Losing Languages, Losing A great part of our Human Heritage..
Khartoum – Sudan Events
One language disappears every two weeks in the world, the press service of the United Nations Educational, Scientific and Cultural Organization (UNESCO)said. The information has been published in the world atlas of languages threatened with extinction for the first time.The atlas contains information about more than 2.5 thousand languages.
Secretary-General of the National Council for Popular Heritage,Al-Tahir Suleiman told Sudan Events that we need to pay more attention to mother tongue languages, calling for the establishment of a popular heritage commission under the management of the people of languages and heritage, stressing the importance of preserving the intellectual property of national heritage.

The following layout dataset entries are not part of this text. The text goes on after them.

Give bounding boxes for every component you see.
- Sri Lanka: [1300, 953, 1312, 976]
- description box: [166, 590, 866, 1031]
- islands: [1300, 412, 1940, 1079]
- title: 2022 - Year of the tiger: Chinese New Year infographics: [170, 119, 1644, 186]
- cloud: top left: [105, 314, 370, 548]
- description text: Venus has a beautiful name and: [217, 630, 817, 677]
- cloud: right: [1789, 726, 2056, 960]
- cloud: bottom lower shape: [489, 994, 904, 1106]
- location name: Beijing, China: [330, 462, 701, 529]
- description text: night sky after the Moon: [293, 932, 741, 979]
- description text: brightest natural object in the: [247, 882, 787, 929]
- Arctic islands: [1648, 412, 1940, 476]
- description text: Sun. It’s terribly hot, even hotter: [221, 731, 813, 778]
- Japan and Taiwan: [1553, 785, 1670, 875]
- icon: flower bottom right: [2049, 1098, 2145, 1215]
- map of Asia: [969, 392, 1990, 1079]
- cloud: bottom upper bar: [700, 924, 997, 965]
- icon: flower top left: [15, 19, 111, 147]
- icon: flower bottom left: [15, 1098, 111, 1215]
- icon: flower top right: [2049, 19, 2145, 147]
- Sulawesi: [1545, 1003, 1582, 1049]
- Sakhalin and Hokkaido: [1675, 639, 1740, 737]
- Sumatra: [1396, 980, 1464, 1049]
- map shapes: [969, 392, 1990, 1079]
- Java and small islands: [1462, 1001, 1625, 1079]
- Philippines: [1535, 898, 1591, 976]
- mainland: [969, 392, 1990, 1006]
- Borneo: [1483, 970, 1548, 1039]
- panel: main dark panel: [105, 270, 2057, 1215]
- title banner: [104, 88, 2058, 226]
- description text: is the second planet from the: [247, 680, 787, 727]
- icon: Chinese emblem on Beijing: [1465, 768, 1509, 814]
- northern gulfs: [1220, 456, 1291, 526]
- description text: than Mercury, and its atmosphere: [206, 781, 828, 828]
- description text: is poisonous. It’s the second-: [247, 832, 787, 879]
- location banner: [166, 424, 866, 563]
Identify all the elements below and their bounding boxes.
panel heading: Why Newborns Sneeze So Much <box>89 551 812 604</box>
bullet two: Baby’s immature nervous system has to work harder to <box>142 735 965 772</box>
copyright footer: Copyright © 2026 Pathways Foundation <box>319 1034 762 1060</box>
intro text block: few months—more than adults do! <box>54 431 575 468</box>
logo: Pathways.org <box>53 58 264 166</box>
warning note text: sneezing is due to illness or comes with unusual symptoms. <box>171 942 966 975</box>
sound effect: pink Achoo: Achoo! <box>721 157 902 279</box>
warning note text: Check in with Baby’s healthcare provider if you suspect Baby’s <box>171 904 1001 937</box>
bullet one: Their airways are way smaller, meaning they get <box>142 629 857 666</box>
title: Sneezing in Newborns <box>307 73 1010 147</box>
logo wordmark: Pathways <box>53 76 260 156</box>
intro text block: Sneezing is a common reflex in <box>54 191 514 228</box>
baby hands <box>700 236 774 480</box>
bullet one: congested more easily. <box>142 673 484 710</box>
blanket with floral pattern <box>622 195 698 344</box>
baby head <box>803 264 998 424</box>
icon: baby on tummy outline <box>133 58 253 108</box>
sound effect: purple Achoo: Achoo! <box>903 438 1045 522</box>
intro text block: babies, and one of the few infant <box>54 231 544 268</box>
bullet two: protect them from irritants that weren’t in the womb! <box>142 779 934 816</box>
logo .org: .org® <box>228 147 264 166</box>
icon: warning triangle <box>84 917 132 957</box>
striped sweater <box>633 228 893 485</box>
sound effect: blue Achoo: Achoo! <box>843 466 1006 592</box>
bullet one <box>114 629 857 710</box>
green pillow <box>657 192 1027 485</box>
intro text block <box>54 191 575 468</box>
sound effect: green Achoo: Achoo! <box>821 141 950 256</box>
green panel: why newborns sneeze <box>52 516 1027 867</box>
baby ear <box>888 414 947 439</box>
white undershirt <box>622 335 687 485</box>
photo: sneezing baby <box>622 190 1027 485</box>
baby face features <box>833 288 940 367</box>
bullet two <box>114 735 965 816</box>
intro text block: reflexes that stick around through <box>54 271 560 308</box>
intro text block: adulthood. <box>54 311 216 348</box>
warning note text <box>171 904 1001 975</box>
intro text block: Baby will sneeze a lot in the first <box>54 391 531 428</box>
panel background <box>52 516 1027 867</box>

Referring to the International Decade Initiative; Which will last for ten years to document the languages, heritage and cultures of indigenous peoples, and it has been divided into five time frames starting in 2020, he said .
People speak more than 6 thousand languages all over the world now. However, 96% of the languages are spoken by only 4% of the planet’s population. Almost half of the languages are threatened with extinction. Thousands of languages are not used in education systems and are not represented on the Internet.
Researchers in Sudan and volunteers from local communities are struggling to prevent the extinction of more than 70 local languages spread across the country after the extinction of Berti and Mima languages in a country plagued by complaints of marginalization.
Sudan has more than 400 different tribes and diverse cultures with more than 500 local dialects, which presents important challenges in managing and benefiting from diversity.
According to researchers, the risk of the death of these languages, which have been resisting migrations and wars, necessarily means the extinction of a huge amount of heritage and secrets of the languages of the most vulnerable communities.
All endangered languages are concentrated in the southern states of South Kordofan (particularly the Nuba Mountains) and Blue Nile state bordering Ethiopia, in Sudan’s far southeast.
Four Sudanese languages are at high risk of disappearance, with fewer than a thousand speakers each: Hujairat (50 people), Mulu (about 100), Aka (a few hundred) and Lvovo (600).
Losing these languages means losing a great part of our human heritage, because languages are much more than spoken or written words and sentences – they are also the means through which cultures, knowledge, and traditions are preserved and transmitted between generations.
As part of the efforts to fulfil its mandate of peace,
differences in cultures and languages must be preserved in order to promote tolerance and respect for others, as they are the basis for the existence of multilingual and multicultural societies, and they are the means by which cultures and traditional knowledge can be preserved and disseminated in a sustainable manner.